Multivariate redundancy analysis (RDA): assessing spatial & environmental influences on genetic structure
We used RDAs to estimate the relative influence of spatial and environmental factors on neutral and putatively adaptive genetic structure in S. umbilicalis and N. lapillus . Our response variables were minor allele frequencies (MAF) of each locus, estimated using the software PLINK (v1.9; Chang et al. 2015), and detrended using the Hellinger method implemented in the decostand function of vegan. To account for our large number of molecular markers, we conducted PCAs on each neutral and outlier dataset and retained only meaningful PCs (those with eigenvalues >1) as response variables in our models. Environmental (PCs) and spatial (dbMEM and AEM vectors) variables were used as predictor variables. We tested for correlations between these predictors and removed one variable when correlation exceeded 0.7, resulting in a final predictor variable dataset of four environmental PCs representing SST, AT and exposure, six dbMEMs, and three AEMs. As N. lapillus is a direct developer, we excluded the AEM vectors from our RDA models for this species.

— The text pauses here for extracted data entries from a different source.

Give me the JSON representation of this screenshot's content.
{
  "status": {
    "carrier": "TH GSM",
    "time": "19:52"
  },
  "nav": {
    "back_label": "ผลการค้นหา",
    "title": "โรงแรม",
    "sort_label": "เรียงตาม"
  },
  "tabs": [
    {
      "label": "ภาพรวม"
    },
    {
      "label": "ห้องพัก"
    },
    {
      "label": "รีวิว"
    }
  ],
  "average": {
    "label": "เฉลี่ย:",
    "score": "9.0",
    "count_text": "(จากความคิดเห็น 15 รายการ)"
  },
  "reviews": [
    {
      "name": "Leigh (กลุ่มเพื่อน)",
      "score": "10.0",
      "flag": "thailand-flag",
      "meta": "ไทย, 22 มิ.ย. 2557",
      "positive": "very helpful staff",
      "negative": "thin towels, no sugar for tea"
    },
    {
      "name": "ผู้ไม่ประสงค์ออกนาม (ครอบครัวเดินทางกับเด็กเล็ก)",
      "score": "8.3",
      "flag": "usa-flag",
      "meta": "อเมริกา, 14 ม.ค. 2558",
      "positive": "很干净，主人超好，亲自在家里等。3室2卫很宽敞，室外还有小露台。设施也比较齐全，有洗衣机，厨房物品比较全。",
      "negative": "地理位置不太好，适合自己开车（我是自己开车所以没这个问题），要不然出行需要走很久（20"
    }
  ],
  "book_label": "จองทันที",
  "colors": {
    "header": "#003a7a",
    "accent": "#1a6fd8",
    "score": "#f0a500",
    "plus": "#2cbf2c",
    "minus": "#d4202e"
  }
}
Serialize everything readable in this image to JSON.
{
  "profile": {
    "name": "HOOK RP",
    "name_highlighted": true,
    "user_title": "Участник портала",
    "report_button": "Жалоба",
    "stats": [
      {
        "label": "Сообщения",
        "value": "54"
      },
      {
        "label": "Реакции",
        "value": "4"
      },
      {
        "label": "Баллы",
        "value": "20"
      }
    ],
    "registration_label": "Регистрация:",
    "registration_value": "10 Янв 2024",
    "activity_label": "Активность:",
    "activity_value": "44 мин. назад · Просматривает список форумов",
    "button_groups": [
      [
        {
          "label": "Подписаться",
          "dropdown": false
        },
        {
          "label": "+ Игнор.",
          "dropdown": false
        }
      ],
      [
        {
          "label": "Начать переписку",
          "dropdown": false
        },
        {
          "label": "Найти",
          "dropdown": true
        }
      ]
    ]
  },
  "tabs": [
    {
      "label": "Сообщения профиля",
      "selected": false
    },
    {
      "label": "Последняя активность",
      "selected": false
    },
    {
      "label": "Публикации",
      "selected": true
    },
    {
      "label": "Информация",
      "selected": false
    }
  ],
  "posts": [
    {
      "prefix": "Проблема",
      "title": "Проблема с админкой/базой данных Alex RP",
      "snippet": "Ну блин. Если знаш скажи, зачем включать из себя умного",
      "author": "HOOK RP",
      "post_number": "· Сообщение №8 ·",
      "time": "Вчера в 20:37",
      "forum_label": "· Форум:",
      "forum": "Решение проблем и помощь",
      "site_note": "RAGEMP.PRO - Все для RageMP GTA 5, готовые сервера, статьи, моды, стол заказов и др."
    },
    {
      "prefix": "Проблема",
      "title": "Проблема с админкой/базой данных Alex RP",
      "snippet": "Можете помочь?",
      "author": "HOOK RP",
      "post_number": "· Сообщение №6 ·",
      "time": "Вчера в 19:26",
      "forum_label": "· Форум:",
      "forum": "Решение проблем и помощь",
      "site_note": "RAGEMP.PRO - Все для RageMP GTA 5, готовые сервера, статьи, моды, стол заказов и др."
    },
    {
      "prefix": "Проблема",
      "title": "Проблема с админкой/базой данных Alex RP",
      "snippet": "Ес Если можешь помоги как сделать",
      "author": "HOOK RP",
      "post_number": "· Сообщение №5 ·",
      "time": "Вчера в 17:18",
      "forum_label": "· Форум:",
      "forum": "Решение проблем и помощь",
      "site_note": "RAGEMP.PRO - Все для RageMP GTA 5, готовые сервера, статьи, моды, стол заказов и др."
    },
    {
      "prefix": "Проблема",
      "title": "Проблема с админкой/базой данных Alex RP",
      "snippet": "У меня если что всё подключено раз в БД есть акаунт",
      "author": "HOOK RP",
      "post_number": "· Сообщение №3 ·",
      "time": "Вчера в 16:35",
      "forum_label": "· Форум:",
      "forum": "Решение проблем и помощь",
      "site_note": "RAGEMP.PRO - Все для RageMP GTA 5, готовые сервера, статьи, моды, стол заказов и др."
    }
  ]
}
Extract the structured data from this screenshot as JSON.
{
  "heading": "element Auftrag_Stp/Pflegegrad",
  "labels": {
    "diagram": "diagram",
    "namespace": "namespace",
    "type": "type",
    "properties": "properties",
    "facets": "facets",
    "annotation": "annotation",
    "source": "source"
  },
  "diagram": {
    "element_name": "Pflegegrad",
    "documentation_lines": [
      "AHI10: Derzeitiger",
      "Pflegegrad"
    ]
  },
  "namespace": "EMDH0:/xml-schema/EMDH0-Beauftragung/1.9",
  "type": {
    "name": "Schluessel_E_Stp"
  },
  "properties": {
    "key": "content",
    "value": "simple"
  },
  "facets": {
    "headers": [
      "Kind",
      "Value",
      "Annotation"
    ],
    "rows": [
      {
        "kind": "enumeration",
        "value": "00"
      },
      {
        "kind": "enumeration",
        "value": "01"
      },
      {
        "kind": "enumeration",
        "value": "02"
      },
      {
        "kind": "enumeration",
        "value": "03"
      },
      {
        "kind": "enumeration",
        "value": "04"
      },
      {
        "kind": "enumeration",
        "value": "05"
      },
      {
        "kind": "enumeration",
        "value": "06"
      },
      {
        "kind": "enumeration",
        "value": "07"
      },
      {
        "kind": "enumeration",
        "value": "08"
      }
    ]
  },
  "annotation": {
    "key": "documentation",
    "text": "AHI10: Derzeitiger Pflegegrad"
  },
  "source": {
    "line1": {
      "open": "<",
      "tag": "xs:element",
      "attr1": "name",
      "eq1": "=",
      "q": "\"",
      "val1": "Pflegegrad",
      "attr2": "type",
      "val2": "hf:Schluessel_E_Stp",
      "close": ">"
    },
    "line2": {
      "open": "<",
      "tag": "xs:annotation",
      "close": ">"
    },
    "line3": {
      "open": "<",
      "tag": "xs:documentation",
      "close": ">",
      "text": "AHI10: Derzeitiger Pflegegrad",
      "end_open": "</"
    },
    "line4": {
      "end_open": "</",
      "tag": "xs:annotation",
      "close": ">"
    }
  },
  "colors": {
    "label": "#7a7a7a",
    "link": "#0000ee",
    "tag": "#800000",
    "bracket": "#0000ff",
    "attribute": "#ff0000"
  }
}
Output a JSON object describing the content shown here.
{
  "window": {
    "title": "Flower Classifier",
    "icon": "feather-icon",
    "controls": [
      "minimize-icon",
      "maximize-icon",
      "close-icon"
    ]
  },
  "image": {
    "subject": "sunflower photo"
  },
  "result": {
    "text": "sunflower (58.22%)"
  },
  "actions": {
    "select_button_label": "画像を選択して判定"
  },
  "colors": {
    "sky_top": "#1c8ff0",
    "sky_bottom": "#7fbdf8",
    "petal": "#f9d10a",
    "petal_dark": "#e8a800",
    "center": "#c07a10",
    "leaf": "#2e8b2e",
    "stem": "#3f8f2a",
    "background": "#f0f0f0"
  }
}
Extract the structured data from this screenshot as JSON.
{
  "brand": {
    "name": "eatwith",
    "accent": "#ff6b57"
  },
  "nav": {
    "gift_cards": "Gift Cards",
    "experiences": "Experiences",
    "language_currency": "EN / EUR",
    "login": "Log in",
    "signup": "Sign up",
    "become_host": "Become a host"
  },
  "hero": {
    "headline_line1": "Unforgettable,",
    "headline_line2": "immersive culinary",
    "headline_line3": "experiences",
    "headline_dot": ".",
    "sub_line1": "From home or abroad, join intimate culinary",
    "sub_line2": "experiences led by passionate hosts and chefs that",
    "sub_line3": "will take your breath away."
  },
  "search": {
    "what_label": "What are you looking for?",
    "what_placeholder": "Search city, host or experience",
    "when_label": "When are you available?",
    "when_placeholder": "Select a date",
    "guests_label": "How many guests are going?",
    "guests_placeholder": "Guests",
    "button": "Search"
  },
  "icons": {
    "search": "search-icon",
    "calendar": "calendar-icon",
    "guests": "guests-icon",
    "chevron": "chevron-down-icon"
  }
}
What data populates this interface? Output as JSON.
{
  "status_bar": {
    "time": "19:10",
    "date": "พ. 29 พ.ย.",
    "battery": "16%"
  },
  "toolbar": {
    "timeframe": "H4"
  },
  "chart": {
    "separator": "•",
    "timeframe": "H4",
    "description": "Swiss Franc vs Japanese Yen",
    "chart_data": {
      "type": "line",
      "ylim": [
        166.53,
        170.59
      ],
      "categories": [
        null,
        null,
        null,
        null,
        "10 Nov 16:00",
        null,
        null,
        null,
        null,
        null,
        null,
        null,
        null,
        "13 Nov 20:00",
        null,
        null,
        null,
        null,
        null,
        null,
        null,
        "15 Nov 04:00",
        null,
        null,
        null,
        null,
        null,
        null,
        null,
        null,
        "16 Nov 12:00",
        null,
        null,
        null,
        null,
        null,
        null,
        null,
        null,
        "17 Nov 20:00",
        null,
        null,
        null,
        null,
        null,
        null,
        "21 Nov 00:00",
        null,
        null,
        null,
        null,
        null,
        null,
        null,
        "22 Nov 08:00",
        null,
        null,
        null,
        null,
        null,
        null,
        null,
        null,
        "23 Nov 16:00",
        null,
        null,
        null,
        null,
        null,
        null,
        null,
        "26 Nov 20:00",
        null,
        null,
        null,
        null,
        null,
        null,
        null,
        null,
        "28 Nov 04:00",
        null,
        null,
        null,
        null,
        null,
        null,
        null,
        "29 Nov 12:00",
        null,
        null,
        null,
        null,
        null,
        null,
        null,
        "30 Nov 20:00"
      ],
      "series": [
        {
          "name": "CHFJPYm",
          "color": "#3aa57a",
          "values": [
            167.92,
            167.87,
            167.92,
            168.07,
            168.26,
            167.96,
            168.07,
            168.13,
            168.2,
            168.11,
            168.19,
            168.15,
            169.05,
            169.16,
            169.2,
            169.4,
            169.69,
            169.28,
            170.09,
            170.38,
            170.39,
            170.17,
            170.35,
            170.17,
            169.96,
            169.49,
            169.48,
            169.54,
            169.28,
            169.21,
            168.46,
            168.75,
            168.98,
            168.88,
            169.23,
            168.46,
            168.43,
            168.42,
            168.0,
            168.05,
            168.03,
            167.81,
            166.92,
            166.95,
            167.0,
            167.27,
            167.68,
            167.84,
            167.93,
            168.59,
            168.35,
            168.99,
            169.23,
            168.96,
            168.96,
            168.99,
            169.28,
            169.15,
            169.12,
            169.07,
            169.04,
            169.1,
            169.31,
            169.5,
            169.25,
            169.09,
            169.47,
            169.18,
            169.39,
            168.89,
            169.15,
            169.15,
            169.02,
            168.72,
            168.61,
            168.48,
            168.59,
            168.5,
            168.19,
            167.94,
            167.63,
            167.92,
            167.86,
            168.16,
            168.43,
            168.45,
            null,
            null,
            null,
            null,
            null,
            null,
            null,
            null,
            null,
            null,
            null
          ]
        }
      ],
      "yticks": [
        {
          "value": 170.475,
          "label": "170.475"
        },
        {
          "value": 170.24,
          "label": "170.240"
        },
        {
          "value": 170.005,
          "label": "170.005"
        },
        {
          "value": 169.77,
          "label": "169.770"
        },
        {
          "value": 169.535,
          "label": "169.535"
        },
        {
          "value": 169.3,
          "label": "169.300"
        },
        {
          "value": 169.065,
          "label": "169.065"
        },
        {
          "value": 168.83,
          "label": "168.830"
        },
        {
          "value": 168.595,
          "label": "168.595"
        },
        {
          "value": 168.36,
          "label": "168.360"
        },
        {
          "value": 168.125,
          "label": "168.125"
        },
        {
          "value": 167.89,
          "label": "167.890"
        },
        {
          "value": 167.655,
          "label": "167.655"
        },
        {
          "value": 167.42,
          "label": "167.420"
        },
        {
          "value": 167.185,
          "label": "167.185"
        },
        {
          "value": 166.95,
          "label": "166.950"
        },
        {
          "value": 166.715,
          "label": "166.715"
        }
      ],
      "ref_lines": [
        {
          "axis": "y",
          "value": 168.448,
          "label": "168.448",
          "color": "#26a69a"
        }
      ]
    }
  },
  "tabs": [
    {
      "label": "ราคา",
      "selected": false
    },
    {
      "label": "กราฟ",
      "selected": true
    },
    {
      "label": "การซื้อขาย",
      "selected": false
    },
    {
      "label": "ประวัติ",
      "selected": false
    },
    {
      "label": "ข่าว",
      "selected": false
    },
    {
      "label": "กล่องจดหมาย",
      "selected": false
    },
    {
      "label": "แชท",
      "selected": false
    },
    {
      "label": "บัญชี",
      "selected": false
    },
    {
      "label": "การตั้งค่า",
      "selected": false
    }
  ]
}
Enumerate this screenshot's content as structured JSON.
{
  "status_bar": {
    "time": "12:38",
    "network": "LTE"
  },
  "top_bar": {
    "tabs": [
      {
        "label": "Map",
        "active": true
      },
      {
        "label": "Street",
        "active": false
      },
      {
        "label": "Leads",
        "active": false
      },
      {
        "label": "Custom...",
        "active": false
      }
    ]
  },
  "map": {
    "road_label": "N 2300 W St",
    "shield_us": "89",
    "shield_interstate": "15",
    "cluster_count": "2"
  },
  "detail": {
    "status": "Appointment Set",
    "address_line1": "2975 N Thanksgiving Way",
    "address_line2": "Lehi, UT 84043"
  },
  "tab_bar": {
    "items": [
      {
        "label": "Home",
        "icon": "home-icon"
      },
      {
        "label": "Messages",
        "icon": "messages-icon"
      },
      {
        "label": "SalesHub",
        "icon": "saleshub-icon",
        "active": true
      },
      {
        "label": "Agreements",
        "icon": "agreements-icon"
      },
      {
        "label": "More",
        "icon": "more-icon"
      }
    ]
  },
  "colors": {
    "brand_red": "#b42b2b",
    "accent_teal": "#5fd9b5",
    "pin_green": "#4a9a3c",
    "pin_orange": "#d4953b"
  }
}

We conducted RDA and partial RDA analyses on our four response variable datasets (neutral and outlier datasets for N. lapillus andS. umbilicalis ) using vegan. First, we conducted a backwards and forwards selection procedure using the ordistep function to determine the combination of predictor variables that best explained each of our response variable datasets (i.e., the model producing the highest adjusted R2). From this “best” model, we conducted partial RDAs, where we conditioned the model to control for the influence of either geographic structure (dbMEMs), larval connectivity (AEMs) or environmental variation (PCs) by first estimating and removing their effects and then performing an RDA on the residual matrix. Thereby, we were able to partition the variance of our “best” models, to determine the amount of explainable variation in our dataset attributed to each set of predictor variables, while controlling for all other variables. The significance of our models and associated predictor variables were tested using analyses of variance (ANOVAs), implemented using the anova function of the stats package in R, with 1,000 permutations.